In both works, as in Deep Dark Fears, the reader understands that the characters’ mental reality is not indicative of their literal physical reality. “Cartoons can make visible both the external features of a state and the internal cognitive and emotional features that are difficult to convey accurately otherwise,” says Shute. The short nature of the Deep Dark Fears strip makes it difficult to classify it as a definitive “anxiety comic,” but whatever that may be, it has an undeniable ability to humanize the often unsettling horrors.

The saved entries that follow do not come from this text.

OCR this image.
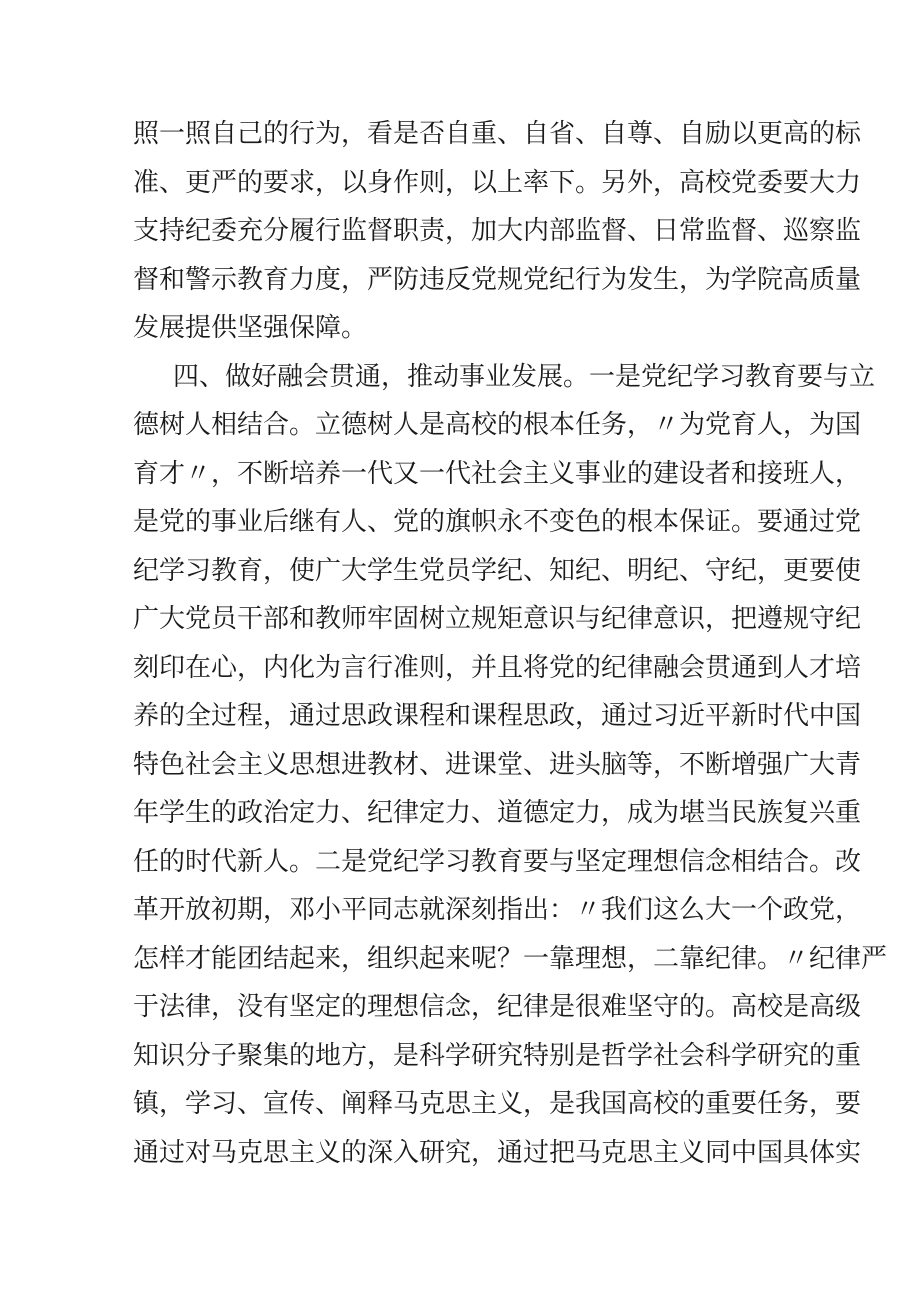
照一照自己的行为，看是否自重、自省、自尊、自励以更高的标
准、更严的要求，以身作则，以上率下。另外，高校党委要大力
支持纪委充分履行监督职责，加大内部监督、日常监督、巡察监
督和警示教育力度，严防违反党规党纪行为发生，为学院高质量
发展提供坚强保障。
四、做好融会贯通，推动事业发展。一是党纪学习教育要与立
德树人相结合。立德树人是高校的根本任务，〃为党育人，为国
育才〃，不断培养一代又一代社会主义事业的建设者和接班人，
是党的事业后继有人、党的旗帜永不变色的根本保证。要通过党
纪学习教育，使广大学生党员学纪、知纪、明纪、守纪，更要使
广大党员干部和教师牢固树立规矩意识与纪律意识，把遵规守纪
刻印在心，内化为言行准则，并且将党的纪律融会贯通到人才培
养的全过程，通过思政课程和课程思政，通过习近平新时代中国
特色社会主义思想进教材、进课堂、进头脑等，不断增强广大青
年学生的政治定力、纪律定力、道德定力，成为堪当民族复兴重
任的时代新人。二是党纪学习教育要与坚定理想信念相结合。改
革开放初期，邓小平同志就深刻指出：〃我们这么大一个政党，
怎样才能团结起来，组织起来呢？一靠理想，二靠纪律。〃纪律严
于法律，没有坚定的理想信念，纪律是很难坚守的。高校是高级
知识分子聚集的地方，是科学研究特别是哲学社会科学研究的重
镇，学习、宣传、阐释马克思主义，是我国高校的重要任务，要
通过对马克思主义的深入研究，通过把马克思主义同中国具体实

Deep Dark Fears installments from August 2025
The series draws attention to the fact that it is very much human-drawn, with a watercolor style that mixes colors and pops outside the lines, and a style of ink brush strokes and lettering. The way the watercolor paper is scanned emphasizes the paper material and fibers rather than erasing them completely, making each horror increasingly specific and empathetic. Unlike other series that focus on anxiety, such as Alison Bechdel’s Dykes to Watch Out For, Deep Dark Fears is soothing rather than disconcerting. Although the art style is cozy and often creepy, the ending is never gruesome and, given the subject matter, there is a surprising lack of faces of fear, pain, or anger.
The creators of the series are soliciting horror submissions from readers on Tumblr, but none of the strips say whether they’re “real” or fake, but the fact is, it doesn’t matter. Just as the distinction between horror and reality is rendered meaningless by the comic format, so too is the distinction between fiction and nonfiction. Deep Dark Fears acknowledges that the fears within each of us are legitimate, but even in a sea of anxiety, the series remains an island of calm and serenity.